Opposing patterns of carbon and nitrogen stability in soil organic matter fractions compared to whole soil

Nitrogen (N) released from soil organic matter (SOM) is quantitatively important for crop uptake, even when adequate fertiliser N is supplied. Understanding of SOM has shifted to recognise distinct fractions that correlate with properties such as turnover time, carbon (C) and N content, and chemical composition. Yet, how these fractions relate to N supply from SOM is poorly understood. This study aimed to link N mobilisation and C stability in coarse (>= 50 mu m) and fine (<= 50 mu m) fractions, and evaluate the roles of these fractions in supplying N in cropping soil. Soils from long-term continuous cotton, cotton-vetch, and cotton-wheat rotations and a nearby uncleared site (NV) were separated into coarse and fine fractions, left as whole soil, or dispersed and freeze-dried as a fractionation control. Initial C chemistry in fractions and whole soils was measured by solid state C-13 NMR spectroscopy.
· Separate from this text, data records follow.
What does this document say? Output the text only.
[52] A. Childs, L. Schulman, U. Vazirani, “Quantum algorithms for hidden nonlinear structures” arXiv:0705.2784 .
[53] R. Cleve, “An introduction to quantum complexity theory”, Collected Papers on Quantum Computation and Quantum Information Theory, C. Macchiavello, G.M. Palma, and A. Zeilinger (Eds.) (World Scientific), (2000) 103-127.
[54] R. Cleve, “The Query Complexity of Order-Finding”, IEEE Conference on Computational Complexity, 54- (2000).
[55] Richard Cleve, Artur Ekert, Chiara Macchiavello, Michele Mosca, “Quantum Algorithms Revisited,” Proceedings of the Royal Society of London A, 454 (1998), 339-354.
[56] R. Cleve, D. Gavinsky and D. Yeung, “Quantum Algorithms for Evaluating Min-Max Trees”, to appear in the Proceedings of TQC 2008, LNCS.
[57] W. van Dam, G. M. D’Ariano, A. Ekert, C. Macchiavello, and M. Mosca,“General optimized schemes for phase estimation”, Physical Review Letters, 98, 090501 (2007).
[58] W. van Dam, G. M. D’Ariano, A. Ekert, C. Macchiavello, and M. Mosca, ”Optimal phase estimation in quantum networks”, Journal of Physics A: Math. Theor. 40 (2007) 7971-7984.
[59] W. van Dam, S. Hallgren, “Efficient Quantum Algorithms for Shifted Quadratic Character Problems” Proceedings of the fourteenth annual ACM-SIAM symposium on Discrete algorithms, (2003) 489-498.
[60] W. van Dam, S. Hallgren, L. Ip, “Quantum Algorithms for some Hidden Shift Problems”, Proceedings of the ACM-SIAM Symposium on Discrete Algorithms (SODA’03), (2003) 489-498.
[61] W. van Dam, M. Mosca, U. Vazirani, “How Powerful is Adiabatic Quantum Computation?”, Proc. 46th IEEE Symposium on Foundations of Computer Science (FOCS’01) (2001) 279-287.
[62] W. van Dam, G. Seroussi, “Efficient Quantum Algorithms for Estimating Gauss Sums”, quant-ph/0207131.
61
N mobilisation and CO2 loss were measured over a 14-day incubation experiment. In the cropping soils, net immobilisation of N was measured in the separate fractions, while net mobilisation was found in the whole soils. In the NV soil, N mobilisation was greater in the fine fraction. C mineralisation followed the order fine fraction > fractionation control = coarse fraction > whole soil. C stability was best explained by physical protection within whole soil structure rather than chemical recalcitrance or mineral stabilisation. The results revealed an unexpected contrast between C and N mineralisation from SOM fractions and demonstrated the importance of soil aggregates for SOM stability. We show a cautionary impact of fractionation on C and N dynamic, highlighting the need for further research to understand the synergistic behaviour of SOM fractions in whole soils.